Görüntülediğiniz mahkeme kararı henüz kesinleşmemiştir. Yararlı olması amacıyla eklenmiştir.

T.C. BURSA 2. ASLİYE TİCARET MAHKEMESİ
TÜRK MİLLETİ ADINA
T.C.
BURSA
2. ASLİYE TİCARET MAHKEMESİ
GEREKÇELİ KARAR
ESAS NO : 2021/186
KARAR NO : 2021/496
HAKİM : … …
KATİP : … …
DAVACI : … –
VEKİLİ : Av. … –
DAVALI : … İNŞAAT SAN. TİC. LTD. ŞTİ. – …
VEKİLİ : Av. …
DAVA İHBAR OLUNAN : … – …
DAVA : Elatmanın Önlenmesi (Satın Almaya Dayalı)
DAVA TARİHİ : 30/10/2014
KARAR TARİHİ : 17/06/2021
KARAR YAZIM TARİHİ : 13/07/2021
Mahkememize tevzi edilen Elatmanın Önlenmesi (Satın Almaya Dayalı) davasının yapılan açık yargılaması sonunda,
GEREĞİ DÜŞÜNÜLDÜ:
İDDİA VE SAVUNMA :
Davacı vekili dava dilekçesi ile: Davacı şirket Bursa ili … ilçesi Umurbey köyü … yolu mevkii 143 ada 2 nolu parsel sayılı taşınmaz üzerinde 17/09/2015 tarihine kadar geçerli intifa hakkına sahip olduğunu, bu tarihe kadar taşınmazın üzerine kurulu ve kurulacak tüm tesisleri ile birlikte kullanım hakkı davacı şirkete ait olduğunu, davacı şirket tapuya tescili mezkur intifa hakkından kaynaklanmakta olan gayrimenkul üzerinde dilediği gibi tasarrufta bulunma ve semerelerinden istifade hakkını davalı … Petrol İnşaat San. Tic şirketine verdiği bayilik sebebi ile adı geçen bayi aracılığıyla kullandığı, bu amaçla taraflar arasında 27/11/2012 tarihli akaryakıt bayilik sözleşmesi imzaladıklarını, sözleşme imzaladıktan kısa bir süre sonra davalı tarafça sözleşme hükümleri ihlal edilmeye başlandığı, davacı şirketin bilgisi dışında başka bir dağıtım şirketi ile anlaşılarak davacı şirket ile akdedilmiş olan bayilik sözleşmesi haksız şekilde fiilen sonlandırıldığı, bu nedenle tespit taleplerinin kabulünü, istasyonun intifalı taşınmaz içinde kalıp kalmadığının, istasyonun hali hazırdaki durumunun, istasyonun kimin tarafından işletildiğinin, istasyonda hangi şirkete ait marka ve amblemlerin bulunduğunun, istasyonda istasyonda müvekkil şirkete ait kurumsal malzemelerin vaziyetinin tespit edilerek, akaryakıt istasyonunun tedbiren yediemin sıfatıyla davacı şirkete teslimine, davalının dava konusu taşınmaza müdahalesinin önlenmesi ve istasyonun eklentileriyle birlikte müvekkil şirkete teslimine karar verilmesini talep ve dava etmiştir.

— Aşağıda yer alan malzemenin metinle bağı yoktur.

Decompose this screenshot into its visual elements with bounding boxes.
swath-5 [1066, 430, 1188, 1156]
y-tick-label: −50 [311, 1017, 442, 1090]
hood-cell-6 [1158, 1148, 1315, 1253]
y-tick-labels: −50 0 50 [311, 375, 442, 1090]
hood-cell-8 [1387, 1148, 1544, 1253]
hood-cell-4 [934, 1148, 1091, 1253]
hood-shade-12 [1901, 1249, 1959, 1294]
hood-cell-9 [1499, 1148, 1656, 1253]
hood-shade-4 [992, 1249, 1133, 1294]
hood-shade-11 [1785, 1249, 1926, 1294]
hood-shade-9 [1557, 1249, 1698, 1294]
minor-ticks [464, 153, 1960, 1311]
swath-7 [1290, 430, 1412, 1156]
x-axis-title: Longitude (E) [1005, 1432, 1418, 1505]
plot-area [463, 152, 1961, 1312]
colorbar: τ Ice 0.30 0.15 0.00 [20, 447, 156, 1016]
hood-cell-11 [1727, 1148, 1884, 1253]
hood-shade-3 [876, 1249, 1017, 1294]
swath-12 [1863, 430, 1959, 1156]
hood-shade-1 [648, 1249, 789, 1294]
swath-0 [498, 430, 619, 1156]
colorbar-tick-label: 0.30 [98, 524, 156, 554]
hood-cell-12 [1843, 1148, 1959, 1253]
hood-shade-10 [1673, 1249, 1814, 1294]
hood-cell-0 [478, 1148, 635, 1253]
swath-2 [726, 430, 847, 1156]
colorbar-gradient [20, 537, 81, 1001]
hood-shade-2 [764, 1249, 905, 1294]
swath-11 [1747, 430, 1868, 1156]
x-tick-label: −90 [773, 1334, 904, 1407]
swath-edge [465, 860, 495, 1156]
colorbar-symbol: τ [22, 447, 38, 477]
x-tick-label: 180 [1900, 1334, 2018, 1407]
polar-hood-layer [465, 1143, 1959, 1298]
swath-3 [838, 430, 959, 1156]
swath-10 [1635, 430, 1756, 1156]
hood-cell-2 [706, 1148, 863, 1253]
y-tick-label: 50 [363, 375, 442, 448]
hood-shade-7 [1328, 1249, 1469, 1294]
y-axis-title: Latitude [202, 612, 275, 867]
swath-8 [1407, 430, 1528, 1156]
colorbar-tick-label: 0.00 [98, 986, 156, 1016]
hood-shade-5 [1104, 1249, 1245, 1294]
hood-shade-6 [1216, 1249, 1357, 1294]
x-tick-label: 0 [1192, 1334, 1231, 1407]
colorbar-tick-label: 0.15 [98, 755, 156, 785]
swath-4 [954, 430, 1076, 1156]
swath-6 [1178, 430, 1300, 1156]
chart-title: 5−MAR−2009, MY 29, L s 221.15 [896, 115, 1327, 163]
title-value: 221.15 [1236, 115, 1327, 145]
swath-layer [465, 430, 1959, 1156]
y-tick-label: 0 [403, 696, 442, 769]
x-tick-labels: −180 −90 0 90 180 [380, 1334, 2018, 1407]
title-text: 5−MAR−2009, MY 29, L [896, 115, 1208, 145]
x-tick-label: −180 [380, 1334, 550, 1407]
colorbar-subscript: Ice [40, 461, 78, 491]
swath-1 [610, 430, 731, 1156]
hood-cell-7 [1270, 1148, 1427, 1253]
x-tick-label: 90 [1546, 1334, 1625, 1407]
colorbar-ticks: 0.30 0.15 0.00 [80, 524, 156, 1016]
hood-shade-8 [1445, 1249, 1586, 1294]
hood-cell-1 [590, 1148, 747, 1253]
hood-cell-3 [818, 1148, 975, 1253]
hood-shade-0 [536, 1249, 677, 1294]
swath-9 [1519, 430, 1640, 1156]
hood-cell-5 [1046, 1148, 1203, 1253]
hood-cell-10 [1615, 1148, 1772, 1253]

Davalı vekili cevap dilekçesinde özetle: Rekabet kurulunun 2002/2 sayılı tebliği uyarınca davacının intifa hakkının sona erdiğini, muafiyet kapsamındaki 5 yıllık süre dolmadan faaliyetlerin sona erdirilmesi, devir alma, vs.yollarla dikey anlaşmanın taraflarında değişiklik ortaya çıkması halinde muafiyettten yararlanılabilecek sürenin uzamasının söz konusu olmadığını belirterek davanın reddine karar verilmesini talep etmiştir.
DELİLLER:
Dava dilekçesi, cevap dilekçesi, akaryakıt bayilik sözleşmesi, kira sözleşmesi, ihtarname, tapu kayıtları, EPDK kayıtları, emsal kararlar, keşif ve bilirkişi incelemesi, yazılan müzekkere cevabı, bozma ilamı ve tüm dosya kapsamı.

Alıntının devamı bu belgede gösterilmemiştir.